PLAYBACK: Overheard at the recent Peter, Paul and Mary concert at the SummerPops site: a very conservative-looking man telling his small son that “this is what those ‘hippie’ concerts were like in the ‘60s.”

GRACE NOTES: In a combined celebration of their anniversaries--Leo’s Little Bit o’ Country’s seventh, KSON radio’s 28th and Spoons Restaurant’s seventh--Leo’s is hosting a gala Thursday from 5 p.m. to closing. Both the KSON Flatbed Band and Char Carroll and the Durango Band will perform, and there will be free food, drink specials and door prizes (no cover charge). Leo’s is at 680 W. San Marcos Blvd., San Marcos. Meanwhile, on Sept. 1 at Leo’s, T.G. Sheppard will perform two shows. . . .

Guitar whiz Blues Saraceno, last seen in these parts in December, 1989, when he performed with Ginger Baker and Jack Bruce at the Bacchanal--at the age of 18--will be conducting a clinic at Guitar Trader, 7210 Clairemont Mesa Blvd., Friday at 7:30 p.m. Admission is $2. . . .

The Rebel Alliance Songwriting Consortium--featuring Country Dick Montana, Mojo Nixon, Paul Kamanski and Joey Harris--was scheduled to play at Solos the next two Thursdays. However, the cancellation of the Grandmothers’ Aug. 29 show at the Belly Up Tavern left a vacancy that the Rebel quartet will fill by switching venues on that Thursday night. Filling in for the Rebels that night at Solos is a program called “An Evening With Randy Fontaine.” (He’s a North County piano player.) . . .


Foghat and Pat Travers share a Sept. 1 bill at J.J.’s Hot Rocks. The Imperial Beach venue hosts Quiet Riot on Sept. 17. . . .

The British band Chapterhouse checks into SDSU’s Backdoor for a Sept. 8 show. . . .

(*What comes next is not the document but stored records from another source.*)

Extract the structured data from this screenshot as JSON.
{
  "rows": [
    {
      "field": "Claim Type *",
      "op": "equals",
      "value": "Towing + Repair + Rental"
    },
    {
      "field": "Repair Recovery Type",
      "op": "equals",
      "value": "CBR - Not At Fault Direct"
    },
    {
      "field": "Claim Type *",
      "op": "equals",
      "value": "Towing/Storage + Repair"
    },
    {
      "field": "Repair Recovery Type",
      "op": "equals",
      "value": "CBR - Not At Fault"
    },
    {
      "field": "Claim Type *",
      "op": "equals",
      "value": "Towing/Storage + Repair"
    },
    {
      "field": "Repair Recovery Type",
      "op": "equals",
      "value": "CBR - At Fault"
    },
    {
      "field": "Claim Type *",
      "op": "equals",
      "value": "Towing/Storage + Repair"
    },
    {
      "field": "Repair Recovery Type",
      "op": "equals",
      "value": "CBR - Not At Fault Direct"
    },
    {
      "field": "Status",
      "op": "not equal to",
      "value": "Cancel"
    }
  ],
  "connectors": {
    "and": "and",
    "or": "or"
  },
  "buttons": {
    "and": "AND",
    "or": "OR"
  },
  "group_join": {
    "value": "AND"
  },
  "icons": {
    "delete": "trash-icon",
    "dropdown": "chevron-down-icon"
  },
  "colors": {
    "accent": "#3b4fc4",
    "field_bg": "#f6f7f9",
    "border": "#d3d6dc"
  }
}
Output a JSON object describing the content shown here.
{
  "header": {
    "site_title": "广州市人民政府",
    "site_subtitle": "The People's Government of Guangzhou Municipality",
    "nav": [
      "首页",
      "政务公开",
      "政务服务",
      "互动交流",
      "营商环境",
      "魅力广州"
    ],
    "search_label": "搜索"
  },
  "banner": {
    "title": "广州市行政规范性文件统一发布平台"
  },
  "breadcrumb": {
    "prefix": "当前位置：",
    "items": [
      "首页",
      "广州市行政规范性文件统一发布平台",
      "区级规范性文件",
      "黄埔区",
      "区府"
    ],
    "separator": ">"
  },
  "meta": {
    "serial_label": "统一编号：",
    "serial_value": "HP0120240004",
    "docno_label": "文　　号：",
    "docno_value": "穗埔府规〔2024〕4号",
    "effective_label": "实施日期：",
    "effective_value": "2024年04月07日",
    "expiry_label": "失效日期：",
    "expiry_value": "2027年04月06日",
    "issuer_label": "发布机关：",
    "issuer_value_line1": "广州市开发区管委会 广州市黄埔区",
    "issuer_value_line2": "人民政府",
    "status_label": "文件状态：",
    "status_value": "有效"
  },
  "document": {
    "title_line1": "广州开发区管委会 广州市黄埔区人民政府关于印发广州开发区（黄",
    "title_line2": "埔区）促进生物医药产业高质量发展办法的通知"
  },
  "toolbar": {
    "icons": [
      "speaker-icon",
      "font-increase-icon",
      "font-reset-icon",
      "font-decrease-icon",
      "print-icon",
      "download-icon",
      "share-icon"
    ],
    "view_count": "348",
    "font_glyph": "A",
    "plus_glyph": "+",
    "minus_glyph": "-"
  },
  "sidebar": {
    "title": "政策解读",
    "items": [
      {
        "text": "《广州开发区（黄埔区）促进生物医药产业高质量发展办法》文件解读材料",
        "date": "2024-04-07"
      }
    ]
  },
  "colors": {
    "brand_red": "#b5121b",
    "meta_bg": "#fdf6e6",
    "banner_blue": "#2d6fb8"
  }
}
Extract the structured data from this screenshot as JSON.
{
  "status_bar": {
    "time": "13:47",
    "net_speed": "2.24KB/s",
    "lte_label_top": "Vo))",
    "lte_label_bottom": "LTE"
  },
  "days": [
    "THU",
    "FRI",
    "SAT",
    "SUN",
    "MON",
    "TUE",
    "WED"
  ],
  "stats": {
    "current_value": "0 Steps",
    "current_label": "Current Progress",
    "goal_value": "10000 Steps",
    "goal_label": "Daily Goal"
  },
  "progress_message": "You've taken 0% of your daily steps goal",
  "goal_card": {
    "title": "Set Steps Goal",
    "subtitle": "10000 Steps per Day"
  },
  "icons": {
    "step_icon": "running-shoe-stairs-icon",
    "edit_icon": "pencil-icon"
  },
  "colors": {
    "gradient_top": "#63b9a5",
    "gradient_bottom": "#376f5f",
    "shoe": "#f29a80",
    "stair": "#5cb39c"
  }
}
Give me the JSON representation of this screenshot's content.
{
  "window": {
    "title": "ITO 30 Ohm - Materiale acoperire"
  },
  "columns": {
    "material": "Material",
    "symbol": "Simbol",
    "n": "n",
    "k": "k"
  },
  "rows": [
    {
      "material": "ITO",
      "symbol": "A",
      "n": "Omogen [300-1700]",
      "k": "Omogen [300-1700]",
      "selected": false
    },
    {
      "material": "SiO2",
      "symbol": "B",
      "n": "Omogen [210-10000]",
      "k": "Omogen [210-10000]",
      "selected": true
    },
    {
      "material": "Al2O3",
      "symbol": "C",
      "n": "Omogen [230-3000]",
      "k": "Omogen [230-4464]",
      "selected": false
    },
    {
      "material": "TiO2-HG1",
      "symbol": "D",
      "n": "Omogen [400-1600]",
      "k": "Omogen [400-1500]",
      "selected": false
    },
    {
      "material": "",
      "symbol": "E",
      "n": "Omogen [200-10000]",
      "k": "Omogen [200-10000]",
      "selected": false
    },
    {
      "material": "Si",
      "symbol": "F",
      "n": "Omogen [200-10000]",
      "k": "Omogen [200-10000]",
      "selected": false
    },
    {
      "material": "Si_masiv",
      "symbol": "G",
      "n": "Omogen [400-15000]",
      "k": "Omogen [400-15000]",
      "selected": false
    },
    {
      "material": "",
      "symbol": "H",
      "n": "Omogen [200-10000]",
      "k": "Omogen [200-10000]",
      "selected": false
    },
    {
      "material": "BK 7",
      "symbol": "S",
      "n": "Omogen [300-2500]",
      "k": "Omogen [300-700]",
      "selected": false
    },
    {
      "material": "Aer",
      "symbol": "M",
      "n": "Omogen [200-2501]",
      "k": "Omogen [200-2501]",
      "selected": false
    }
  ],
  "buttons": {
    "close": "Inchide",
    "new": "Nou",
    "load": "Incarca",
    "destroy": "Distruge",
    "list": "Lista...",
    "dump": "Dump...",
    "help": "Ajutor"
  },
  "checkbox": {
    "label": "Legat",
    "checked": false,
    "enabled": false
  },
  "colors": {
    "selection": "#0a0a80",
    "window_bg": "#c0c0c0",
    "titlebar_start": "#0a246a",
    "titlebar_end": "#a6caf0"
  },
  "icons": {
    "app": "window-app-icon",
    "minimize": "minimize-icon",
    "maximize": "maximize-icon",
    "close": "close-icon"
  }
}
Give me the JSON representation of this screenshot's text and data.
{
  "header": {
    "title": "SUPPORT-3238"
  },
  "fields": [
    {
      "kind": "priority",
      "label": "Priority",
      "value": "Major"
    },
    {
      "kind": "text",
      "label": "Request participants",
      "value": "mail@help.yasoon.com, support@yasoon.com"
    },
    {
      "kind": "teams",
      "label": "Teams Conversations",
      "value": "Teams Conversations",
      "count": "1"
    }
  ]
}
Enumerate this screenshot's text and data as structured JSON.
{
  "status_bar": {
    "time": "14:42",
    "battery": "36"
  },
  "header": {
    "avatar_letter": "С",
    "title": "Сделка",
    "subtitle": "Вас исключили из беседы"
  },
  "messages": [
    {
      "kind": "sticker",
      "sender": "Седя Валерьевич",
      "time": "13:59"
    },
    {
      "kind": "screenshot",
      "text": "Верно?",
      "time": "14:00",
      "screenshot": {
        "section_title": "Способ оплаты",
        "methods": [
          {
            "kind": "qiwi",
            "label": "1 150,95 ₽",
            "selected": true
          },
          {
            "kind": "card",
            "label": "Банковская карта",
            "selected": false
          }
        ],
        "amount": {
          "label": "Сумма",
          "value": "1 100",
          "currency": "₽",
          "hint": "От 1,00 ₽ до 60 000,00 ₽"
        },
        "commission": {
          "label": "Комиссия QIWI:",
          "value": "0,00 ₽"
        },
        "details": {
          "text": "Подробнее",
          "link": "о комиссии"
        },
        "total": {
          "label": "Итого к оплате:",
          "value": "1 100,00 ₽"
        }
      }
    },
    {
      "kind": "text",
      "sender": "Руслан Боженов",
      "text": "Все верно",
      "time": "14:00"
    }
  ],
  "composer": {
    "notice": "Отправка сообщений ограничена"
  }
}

Unlike a lot of bands that adhere to a single style (either consciously or due to a lack of imagination), San Diego’s Dark Globe seems to follow its collective muse wherever it goes. On the group’s handful of independent releases, one hears founder-guitarist-vocalist John Gire’s socially critical, image-choked and frequently hilarious lyrics shoehorned into everything from squall-metal to gothic-folk, from riff-rock to funky piano-pop.

Dark Globe’s current effort, “Two-Headed Happiness,” seems weighted toward the asylum-folk of Pink Floyd’s acid-saturated founder, Syd Barrett. However, “Eightball,” a pretty funny sendup of both speed-metal and its chemical equivalent, bangs harder than most spoofs. Elsewhere, the trio of Gire, bassist Mike Jones and drummer Conway Bowman rock and slam with a conspiratorial clamor.

Now a quartet with the addition of Mocha Joe Camacho, Dark Globe will put the trenchancy of Gire’s lyrics to the test when it plays an all acoustic set as the opening act for the Knitters at the Belly Up Tavern on Thursday.